Supervisor, District 4: No recommendation
The open seat on the list is the Fourth Supervisorial District—spanning most of OC’s northern cities: La Habra, Brea, Placenta, Fullerton, Buena Park, Stanton, and a swath of Anaheim. The main attraction here is Connor Traut: a young, fairly traditional Democrat running to replace ConservaDem Doug Chaffee’s seat. Chaffee, on his way out, even backed outgoing MAGA Republican assemblymember Diane Dixon in her race to reclaim Supervisorial District 5 for the Republicans.Traut’s is running on non-objectionable renewable energy, and he’s the most pro-union candidate here and is backed by labor as a result. Unfortunately he’s also running on his track record of supporting hiring more police during his time in Buena Park. Perennial candidate and former mayor of La Habra Rose Espinoza is running with little-to-no platform. Fred Jung, registered as no party preference but backed by the Republican Lincoln Club, is running on “smart policing” and “enforcing the law” on the houseless. The Republican-endorsed candidate, OC Board of Education Trustee Tim Shaw, is running his campaign back after being narrowly defeated by Chaffee for this seat in 2018. Shaw’s endorsement page (the only one outside of Traut’s) is a real murderer’s row. Traut is the only real option to cast a ballot for here, but (like Katrina Foley) he’s not where he needs to be on policing for us to fully recommend. No recommendation.

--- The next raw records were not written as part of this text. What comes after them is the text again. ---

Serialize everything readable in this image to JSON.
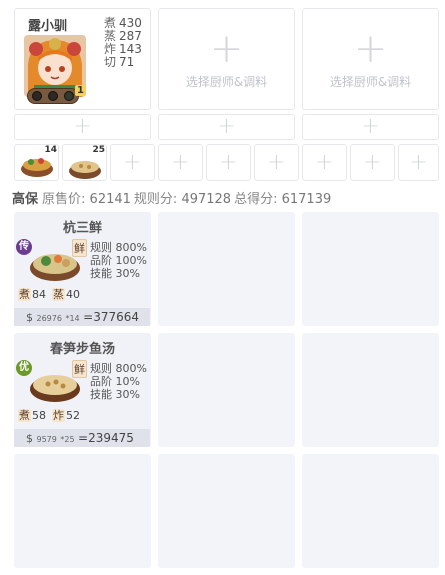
{
  "chef": {
    "name": "露小驯",
    "stats": [
      {
        "label": "煮",
        "value": "430"
      },
      {
        "label": "蒸",
        "value": "287"
      },
      {
        "label": "炸",
        "value": "143"
      },
      {
        "label": "切",
        "value": "71"
      }
    ],
    "level": "1"
  },
  "empty_chef_label": "选择厨师&调料",
  "ingredients": [
    {
      "count": "14"
    },
    {
      "count": "25"
    }
  ],
  "summary": {
    "tag": "高保",
    "price_label": "原售价:",
    "price_value": "62141",
    "rule_label": "规则分:",
    "rule_value": "497128",
    "total_label": "总得分:",
    "total_value": "617139"
  },
  "dishes": [
    {
      "name": "杭三鲜",
      "rarity": "传",
      "rarity_color": "#6b3d8f",
      "flavor": "鲜",
      "stats": [
        "规则 800%",
        "品阶 100%",
        "技能 30%"
      ],
      "skills": [
        {
          "label": "煮",
          "value": "84"
        },
        {
          "label": "蒸",
          "value": "40"
        }
      ],
      "price": "26976",
      "mult": "*14",
      "total": "=377664"
    },
    {
      "name": "春笋步鱼汤",
      "rarity": "优",
      "rarity_color": "#6b9a2a",
      "flavor": "鲜",
      "stats": [
        "规则 800%",
        "品阶 10%",
        "技能 30%"
      ],
      "skills": [
        {
          "label": "煮",
          "value": "58"
        },
        {
          "label": "炸",
          "value": "52"
        }
      ],
      "price": "9579",
      "mult": "*25",
      "total": "=239475"
    }
  ],
  "currency_symbol": "$",
  "plus_glyph": "+"
}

Supervisor, District 5: No recommendation
Running down the county’s southern coast from Costa Mesa to Laguna to San Clemente (diagonally bisecting Irvine along the way), Orange County’s Fifth Supervisorial District is probably the hottest race of the bunch. Incumbent Katrina Foley flipped this Republican-leaning district for the Democrats in 2022—since then she’s been engaging in ultra-pragmatic politics, and has become a strong ally to labor in OC. A skilled administrator, Foley has been a fairly progressive supervisor, from developing a climate action plan for the district to being an ardent supporter of LGBTQ rights; but has also consistently advocated for directing more money to policing across her tenure in government, which she touts on her campaign page, and has received some heat from environmental activist groups for herbicide spraying in D5’s waterways. Foley also supported the disbanding of the UCI Palestine encampment in 2024, in a strangely (but typically, for Foley) depoliticized statement which didn’t describe any of the content or context of the protest—but advocated its dispersal nonetheless. Her only serious opponent is Diane Dixon, the outgoing Republican assemblywoman for the 72nd district who is vacating her statehouse perch specifically to unseat Foley. She’s anti-union, anti-environmental regulation, anti-minimum wage increases, opposed Prop 6, etc. There’s technically a third candidate on the ballot as well, Lucy Vellema, who is potentially more law and order than even Dixon: “The [Board of Supervisors] should direct the FBI, DOJ and the DAs office to enforce the law!” It’s a tight race, and Foley is the best choice, but like with Traut her support for (and from) police and policing means we can’t fully recommend her. No recommendation.